Notice that the exponent is quadratic in the speed $v$. This means the distribution is Gaussian and will produce a bell shaped curve. The most probable velocity is $\vec{v}=0$. Particles are as likely to be moving forward as they are backward; the gas as a whole has no net velocity. It's not going anywhere. Since the system is isotropic, i.e., there is no net preference for the $x$, $y$, or $z$ directions, we can use spherical coordinates and write $d^3v=4\pi v^2dv$. So the probability that a particle has speed between $v$ and $v+dv$ is

$$P(v)dv = P(\vec{v})d^3v$$

$$= 4\pi v^2 P(\vec{v})dv$$

$$= 4\pi C v^2e^{-mv^2/2k_BT}dv$$ (31)

It is customary to normalize the curve, i.e., to set $C$ so that the area under the curve is 1. This yields

$$P(v)dv=4\pi\left(\frac{m}{2\pi k_BT}\right)^{3/2}v^2e^{-mv^2/2k_BT}dv$$ (32)

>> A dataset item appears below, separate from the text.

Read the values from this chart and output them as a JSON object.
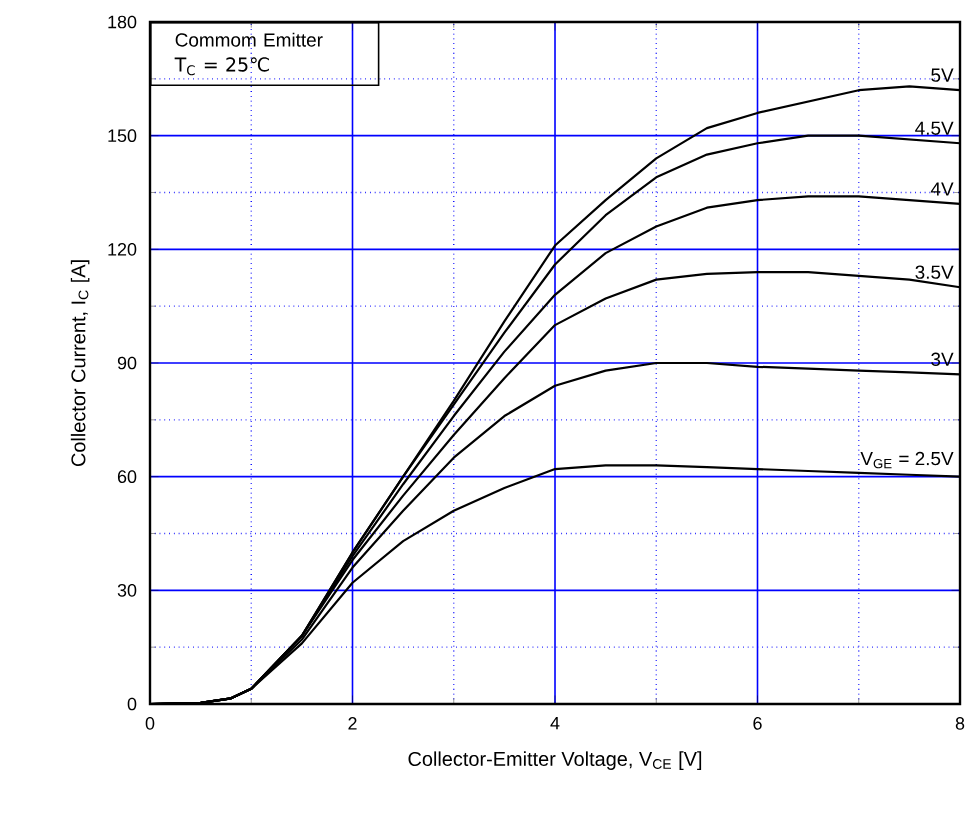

The probability that a particle has speed $v$ is equal to the number $N_v$ of particles with speed $v$ divided by the total number of particles $N$, i.e., $P(v)=N_v/N$ or $N_v=NP(v)$. So we can write

$$N_v=4 \pi N \left(\frac{m}{2\pi k_BT}\right)^{3/2}v^2e^{-mv^2/2k_BT}$$ (33)

In your book there is a plot of $N_v$ vs $v$. It is a slightly asymmetric bell shaped curve. Notice that there are no negative values of $v$; $\vert v\vert=v\geq 0$. The peak of this curve occurs at the $v_{mp}$, the most probable value of $v$.

The median value of the velocity marks where you would put a vertical dividing line such that half the area under the curve is to the right of the line and half the area is to the left. Often the median value and the average value are very close to one another but this is not always the case. For example, suppose you want the average price of houses in Bill Gates' neighborhood. If his house costs a billion dollars, then the average price will be high even if he lives in a slum. But the median house price is the one such that half the houses cost more and half the houses cost less.